Majority Leader Harry M. Reid (D-Nev.) began the proceedings Monday evening by recounting recent weather issues -- drought in the Midwest, wildfires in western states, lower-than-normal water levels in the Mississippi River, historically low temperatures in Georgia and 60-degree weather in Alaska in January.
“We have the capability and the responsibility to act. But we must do so before it is too late," Reid said, adding that the issue is "a question of our own survival."
But Democrats weren't debating any actual legislation. Sen. Sheldon Whitehouse (D-R.I.), one of the senators who organized the talkathon, admitted to reporters Monday that attempting to pass climate change legislation in the current Senate would be "premature."
"I think we’ve got a little more work to do to open up some political space on this," he said.
Part of the problem for Democrats is that several colleagues, including Mark Begich (D-Alaska), Kay Hagan (D-N.C.), Mary Landrieu (D-La.) and Mark Pryor (D-Ark.), face difficult reelection races this year in states where President Obama and his policies remain deeply unpopular. None of those four senators participated in the overnight session.
But that didn't stop Republicans from attempting to tie them to Democrats who showed up. The National Republican Senatorial Committee attacked Begich, for example, for voting for previous Democratic-sponsored climate change bills, including a proposed carbon tax.
"Begich's radical stance on job-killing energy legislation reminds Alaskans why they need to replace him with a Senator that they can trust," the NRSC said.

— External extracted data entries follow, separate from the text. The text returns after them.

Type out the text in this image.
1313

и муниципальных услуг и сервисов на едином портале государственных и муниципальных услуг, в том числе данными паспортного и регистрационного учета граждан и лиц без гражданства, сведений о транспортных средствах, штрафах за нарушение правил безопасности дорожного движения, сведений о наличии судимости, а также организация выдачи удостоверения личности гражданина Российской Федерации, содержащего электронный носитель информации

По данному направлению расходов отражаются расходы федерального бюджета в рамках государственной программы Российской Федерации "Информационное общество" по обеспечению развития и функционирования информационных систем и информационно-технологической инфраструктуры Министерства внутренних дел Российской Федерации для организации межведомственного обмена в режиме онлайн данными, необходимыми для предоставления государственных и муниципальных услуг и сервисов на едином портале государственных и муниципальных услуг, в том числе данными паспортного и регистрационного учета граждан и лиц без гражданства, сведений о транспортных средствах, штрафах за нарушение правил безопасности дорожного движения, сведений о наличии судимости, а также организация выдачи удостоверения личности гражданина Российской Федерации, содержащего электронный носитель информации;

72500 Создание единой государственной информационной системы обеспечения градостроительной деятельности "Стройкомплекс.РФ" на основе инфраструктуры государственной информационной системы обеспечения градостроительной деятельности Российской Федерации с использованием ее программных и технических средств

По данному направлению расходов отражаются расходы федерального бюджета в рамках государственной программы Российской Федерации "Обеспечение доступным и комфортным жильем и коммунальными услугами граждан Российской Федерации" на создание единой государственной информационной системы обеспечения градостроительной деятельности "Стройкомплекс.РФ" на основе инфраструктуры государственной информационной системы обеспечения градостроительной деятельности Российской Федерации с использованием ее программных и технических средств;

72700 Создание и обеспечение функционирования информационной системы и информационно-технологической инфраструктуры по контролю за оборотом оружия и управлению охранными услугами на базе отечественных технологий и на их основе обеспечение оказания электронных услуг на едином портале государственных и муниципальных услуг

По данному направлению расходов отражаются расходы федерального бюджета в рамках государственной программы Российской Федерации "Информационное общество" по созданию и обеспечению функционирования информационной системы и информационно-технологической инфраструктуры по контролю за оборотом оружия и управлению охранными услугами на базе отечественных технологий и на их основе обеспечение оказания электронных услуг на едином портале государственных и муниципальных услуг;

But Democrats believe that focusing on the issue will help them. They cite national polling that shows Americans are increasingly concerned with the issue and generally believe that changes in the globe's temperatures and weather patterns are man-made. The party is also receiving an injection of cash being spent by outside groups backed by wealthy environmental activists.
One of those activists, billionaire businessman Thomas Steyer, thanked Democratic senators for hosting "a real conversation on this critical issue."
"The dangers of climate change are real, and our country can no longer afford to be held hostage by politicians who deny basic science," he said in a statement, adding that his political advocacy group, NextGen Climate, plans to continue raising the issue.
Steyer has committed $50 million of his own fortune and plans to raise another $50 million to help Democratic candidates in this year's congressional elections -- support that Democrats are eager to have as conservative political groups are already spending millions of dollars attacking them on television in battleground states.